Всего легче принять эти строки за странную, «маниакальную» исповедь. Но взвинченный тон и «нелепые» упреки не были «плодом больного воображения». Ясно понять, что происходит, Скрябин не мог, но чутье подсказывало: их пути с издательством Беляева расходятся; после смерти старшего друга, Митрофана Петровича, для издательства он все более и более становится «чужаком».

В письме к тете он не мог скрыть возмущения: «Они не смеют сказать, что сочинять я стал хуже, Глазунов писал мне восторженные письма о моих последних сочинениях».

Глазунов на самом деле с восторгом писал о 4-й сонате и Третьей симфонии.

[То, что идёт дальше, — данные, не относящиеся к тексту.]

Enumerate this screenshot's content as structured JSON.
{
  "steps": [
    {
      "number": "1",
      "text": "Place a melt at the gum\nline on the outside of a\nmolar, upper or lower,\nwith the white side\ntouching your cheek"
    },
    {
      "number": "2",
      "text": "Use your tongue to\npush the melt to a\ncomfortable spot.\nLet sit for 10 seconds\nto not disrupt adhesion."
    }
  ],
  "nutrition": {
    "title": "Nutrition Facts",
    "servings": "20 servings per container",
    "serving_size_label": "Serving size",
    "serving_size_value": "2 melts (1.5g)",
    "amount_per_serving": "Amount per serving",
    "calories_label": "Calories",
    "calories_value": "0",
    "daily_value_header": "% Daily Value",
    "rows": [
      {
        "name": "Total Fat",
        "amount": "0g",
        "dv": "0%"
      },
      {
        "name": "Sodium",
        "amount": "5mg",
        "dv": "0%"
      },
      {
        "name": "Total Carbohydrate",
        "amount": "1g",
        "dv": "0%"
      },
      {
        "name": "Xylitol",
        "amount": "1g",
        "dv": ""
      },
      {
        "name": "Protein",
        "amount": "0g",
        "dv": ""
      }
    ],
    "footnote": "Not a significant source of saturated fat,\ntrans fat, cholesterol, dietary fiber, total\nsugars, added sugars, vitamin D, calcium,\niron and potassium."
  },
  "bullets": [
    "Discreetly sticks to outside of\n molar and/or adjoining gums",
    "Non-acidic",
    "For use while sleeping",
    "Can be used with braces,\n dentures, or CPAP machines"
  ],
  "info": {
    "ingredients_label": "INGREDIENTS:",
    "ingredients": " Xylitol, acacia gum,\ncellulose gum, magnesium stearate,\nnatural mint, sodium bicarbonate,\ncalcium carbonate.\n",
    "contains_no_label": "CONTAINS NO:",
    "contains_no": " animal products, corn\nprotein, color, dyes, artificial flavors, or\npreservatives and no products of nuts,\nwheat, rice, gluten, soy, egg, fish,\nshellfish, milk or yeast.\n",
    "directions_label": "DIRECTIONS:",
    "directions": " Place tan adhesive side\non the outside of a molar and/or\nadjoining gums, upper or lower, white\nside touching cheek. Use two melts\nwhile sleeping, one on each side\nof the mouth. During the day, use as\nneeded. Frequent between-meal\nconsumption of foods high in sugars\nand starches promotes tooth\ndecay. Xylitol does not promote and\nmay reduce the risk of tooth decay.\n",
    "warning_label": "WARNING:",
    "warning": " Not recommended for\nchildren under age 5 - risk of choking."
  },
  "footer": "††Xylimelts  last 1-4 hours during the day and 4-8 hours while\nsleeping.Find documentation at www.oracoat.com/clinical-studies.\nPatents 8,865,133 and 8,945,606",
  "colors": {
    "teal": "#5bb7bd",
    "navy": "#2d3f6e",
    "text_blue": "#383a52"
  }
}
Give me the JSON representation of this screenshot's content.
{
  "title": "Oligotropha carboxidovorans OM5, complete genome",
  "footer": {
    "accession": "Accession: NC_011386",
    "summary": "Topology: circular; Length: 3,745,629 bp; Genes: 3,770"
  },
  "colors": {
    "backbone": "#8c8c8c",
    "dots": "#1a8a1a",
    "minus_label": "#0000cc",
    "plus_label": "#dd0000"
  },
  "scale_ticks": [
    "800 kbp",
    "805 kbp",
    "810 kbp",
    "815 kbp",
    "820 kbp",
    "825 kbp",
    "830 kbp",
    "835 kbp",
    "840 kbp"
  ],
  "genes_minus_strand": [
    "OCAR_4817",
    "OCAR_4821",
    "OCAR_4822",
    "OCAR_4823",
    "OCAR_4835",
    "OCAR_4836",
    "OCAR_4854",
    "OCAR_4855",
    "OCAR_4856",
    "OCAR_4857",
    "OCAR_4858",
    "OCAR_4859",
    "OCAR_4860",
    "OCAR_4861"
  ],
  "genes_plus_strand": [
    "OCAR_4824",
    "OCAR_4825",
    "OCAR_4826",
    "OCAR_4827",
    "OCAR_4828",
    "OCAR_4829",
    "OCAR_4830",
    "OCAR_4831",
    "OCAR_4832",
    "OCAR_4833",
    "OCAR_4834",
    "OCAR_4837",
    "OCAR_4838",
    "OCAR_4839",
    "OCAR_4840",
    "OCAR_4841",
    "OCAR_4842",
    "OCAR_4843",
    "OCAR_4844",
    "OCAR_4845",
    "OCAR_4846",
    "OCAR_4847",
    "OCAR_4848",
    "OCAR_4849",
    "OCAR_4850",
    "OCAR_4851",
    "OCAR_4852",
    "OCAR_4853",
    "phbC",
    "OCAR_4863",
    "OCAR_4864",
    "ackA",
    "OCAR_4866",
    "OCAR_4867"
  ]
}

Но Скрябин следующих сочинений нравился ему менее. И все более был непонятен.

А Лядов, добрый ленивый Лядов! Ранее он каждую вещь Скрябина встречал восторженно. Вторая симфония уже была для него «испытанием». Теперь же каждый новый шаг Скрябина Анатолий Константинович понимает с трудом, хотя по прошествии времени может изменить свое мнение[94].

Фортепианные опусы, шедшие за «Божественной поэмой», все более приближались к «Поэме экстаза», вещи переломной и понятной далеко не всем современникам. В них все более и более проявлялась скрябинская «странность».

Но кроме возможного «неприятия» музыки Скрябина в действия совета вмешивается и внемузыкальная сила. Очевидец, Александр Оссовский, показал всю ситуацию с «изнанки». Конечно, ни у Римского-Корсакова, ни у Глазунова, ни у Лядова не было и не могло быть зависти. Но была зависимость.

Первая же неприятность, с которой Скрябин столкнулся после смерти Митрофана Петровича — лишение его авансов в счет будущих произведений, — имела свою подоплеку. «В январе 1904 года, — вспоминает Оссовский, — Римский-Корсаков, Глазунов и Лядов приняли в качестве душеприказчиков М. П. Беляева в свое ведение все его музыкальные дела впредь до утверждения Министерством внутренних дел устава «Попечительного совета для поощрения русских композиторов и музыкантов» и персонального состава его членов. Все трое, крайне неопытные в административных и финансовых делах, они оказались полностью во власти Федора Ивановича Груса, ответственного служащего лесопромышленной конторы Беляева, ведавшего финансовой частью его музыкальных предприятий. Стращая ответственностью по закону, Грус настоял на немедленном прекращении выплаты Скрябину ежемесячной двухсотрублевой пенсии, назначенной ему, как уже известно из предыдущего повествования, самим Беляевым»[95].